Converging evidence from many areas supports a unifying hypothesis to link together the disparate accompanying syndromes and discrepant clinical manifestations along a common axis, implicating the role of improper autonomic tone as a triggering event in the causation of mitral valve prolapse and a propelling factor in the course of exacerbation. Hence, the susceptibility to mitral valve prolapse could become a recognizable factor that can be assessed with non-invasive electrophysiological studies or a behavioral questionnaire of para- and sympathetic activity. Although some high-risk factors have been suggested by multiple studies, indicating that leaflet thickening greater than 5 mm and mitral regurgitation during exercise, but not at rest, were associated with a 12-fold higher risk of complications [46], these index seemed be late for prophylaxis since doing little to prevent the endpoint: surgery intervention. If there is any family history of mitral prolapse the dysautonomia preceding the molecular change in the valve should be corrected, avoiding subsequent morbidity.

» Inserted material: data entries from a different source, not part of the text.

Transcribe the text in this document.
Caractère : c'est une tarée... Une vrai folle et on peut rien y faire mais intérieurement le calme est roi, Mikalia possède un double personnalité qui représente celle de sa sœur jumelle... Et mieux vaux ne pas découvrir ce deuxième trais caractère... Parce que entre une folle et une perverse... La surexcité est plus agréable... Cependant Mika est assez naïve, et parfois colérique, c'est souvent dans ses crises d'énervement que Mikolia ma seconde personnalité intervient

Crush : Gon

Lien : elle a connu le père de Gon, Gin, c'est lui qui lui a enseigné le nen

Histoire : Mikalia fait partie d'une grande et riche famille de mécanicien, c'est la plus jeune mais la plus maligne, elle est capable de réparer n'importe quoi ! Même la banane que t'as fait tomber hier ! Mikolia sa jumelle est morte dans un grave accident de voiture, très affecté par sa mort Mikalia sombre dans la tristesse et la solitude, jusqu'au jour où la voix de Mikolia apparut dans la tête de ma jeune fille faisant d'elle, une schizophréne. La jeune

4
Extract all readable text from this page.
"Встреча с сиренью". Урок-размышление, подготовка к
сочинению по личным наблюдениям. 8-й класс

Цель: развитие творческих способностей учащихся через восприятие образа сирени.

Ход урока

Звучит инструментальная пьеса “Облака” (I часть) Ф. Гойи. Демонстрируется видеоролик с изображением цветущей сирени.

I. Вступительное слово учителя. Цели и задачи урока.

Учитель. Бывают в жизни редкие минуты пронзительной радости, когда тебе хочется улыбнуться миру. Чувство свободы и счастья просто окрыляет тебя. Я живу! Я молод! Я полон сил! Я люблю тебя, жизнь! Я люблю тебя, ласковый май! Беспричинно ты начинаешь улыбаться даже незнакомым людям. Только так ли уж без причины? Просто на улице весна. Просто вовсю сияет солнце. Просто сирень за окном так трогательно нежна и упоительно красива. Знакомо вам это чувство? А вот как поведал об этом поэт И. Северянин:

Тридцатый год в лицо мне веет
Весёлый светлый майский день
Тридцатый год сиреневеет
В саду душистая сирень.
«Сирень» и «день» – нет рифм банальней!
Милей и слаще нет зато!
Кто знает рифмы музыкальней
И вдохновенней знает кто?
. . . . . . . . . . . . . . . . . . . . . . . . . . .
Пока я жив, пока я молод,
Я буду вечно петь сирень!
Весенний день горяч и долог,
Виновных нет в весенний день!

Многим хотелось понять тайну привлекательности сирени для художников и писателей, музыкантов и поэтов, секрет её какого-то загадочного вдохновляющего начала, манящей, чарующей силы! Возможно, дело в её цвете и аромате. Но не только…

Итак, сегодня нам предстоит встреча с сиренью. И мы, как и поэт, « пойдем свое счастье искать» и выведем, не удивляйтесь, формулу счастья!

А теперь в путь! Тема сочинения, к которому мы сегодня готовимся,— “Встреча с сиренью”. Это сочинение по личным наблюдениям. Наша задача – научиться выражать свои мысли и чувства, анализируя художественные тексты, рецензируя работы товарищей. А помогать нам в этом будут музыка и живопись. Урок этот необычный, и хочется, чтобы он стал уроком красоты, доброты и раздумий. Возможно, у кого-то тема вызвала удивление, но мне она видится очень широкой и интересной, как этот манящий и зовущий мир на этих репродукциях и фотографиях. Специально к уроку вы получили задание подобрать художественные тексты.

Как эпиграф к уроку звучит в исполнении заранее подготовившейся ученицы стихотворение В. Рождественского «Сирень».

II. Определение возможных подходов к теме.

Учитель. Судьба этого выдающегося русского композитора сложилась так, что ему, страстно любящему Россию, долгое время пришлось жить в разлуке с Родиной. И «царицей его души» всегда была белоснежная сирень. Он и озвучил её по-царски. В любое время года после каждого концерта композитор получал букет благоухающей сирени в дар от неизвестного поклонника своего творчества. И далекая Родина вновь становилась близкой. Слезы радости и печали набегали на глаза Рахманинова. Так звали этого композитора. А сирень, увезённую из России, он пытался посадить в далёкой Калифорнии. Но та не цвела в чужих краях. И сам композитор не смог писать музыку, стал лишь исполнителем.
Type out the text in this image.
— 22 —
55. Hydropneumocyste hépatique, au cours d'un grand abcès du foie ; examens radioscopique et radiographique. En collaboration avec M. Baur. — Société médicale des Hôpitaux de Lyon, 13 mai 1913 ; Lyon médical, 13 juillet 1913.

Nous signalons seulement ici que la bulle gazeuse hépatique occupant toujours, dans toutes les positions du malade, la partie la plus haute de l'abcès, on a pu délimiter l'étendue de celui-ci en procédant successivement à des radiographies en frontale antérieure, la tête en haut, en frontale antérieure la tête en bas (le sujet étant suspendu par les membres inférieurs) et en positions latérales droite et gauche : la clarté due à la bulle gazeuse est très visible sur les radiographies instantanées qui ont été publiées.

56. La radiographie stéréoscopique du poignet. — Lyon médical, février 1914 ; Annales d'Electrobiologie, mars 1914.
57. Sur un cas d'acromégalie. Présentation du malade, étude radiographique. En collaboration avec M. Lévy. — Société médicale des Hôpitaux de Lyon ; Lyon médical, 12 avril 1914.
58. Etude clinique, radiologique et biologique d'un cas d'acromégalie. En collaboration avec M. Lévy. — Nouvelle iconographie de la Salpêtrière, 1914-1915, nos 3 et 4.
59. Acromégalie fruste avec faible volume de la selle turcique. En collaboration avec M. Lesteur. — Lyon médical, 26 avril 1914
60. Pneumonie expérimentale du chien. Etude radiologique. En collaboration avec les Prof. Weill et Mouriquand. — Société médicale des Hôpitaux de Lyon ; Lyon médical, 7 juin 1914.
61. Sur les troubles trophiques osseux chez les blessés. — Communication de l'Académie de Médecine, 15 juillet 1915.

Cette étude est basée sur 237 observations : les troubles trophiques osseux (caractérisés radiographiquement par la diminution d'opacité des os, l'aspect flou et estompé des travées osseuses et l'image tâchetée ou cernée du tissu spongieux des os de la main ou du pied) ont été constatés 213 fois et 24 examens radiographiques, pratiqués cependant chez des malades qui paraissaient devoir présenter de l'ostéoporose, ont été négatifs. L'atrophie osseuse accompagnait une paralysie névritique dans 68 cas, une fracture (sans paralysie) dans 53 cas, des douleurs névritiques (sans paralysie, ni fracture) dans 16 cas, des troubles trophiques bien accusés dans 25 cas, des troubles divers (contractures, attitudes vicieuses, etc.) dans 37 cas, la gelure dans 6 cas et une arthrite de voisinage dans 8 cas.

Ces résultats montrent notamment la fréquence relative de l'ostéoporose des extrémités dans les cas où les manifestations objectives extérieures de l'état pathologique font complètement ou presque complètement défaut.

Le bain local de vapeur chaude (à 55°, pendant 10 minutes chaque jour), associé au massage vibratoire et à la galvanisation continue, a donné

On the other hand, it should be emphasized that it is of great clinical importance to avoid the over-diagnosis of MVP, which is largely due to overestimating the non-specific subjective dysautonomia symptoms (e.g., anxiety, chest pain, palpitations). Echocardiograms have become sensitive enough that it is possible to detect trace regurgitation in healthy people, and MVP has become a convenient diagnosis, thus objective electrophysiological studies of para- and sympathetic activity are essential. In addition, experimental research in animals and in vitro, where responses to the autonomic nerve can be assessed in models of imbalanced tone, are recommended to test this hypothesis. Furthermore, well-controlled prospective trials should be conducted to confirm the role of the autonomic system in the pathogenesis and development of MVP. Finally, novel diagnostic and therapeutic strategies may emerge as previously unrecognized pathway links reveal new targets for intervention along these emerging biologic circuits.

Conclusions

Dysautonomia leading to improper modulation of cellular synthetic metabolism in mitral valves can describe the gross property as well as histological changes taking place in the pathogenesis of mitral valve prolapse. We propose that autonomic dysfunction has a facilitatory role in the pathogenesis of mitral prolapse. In a manner similar to other organic systems, autonomic imbalance of mitral valves gives rise to a circumstance of hypersensitivity or of susceptibility to remolding in the extracellular matrix and phenotype transiting in cellular components.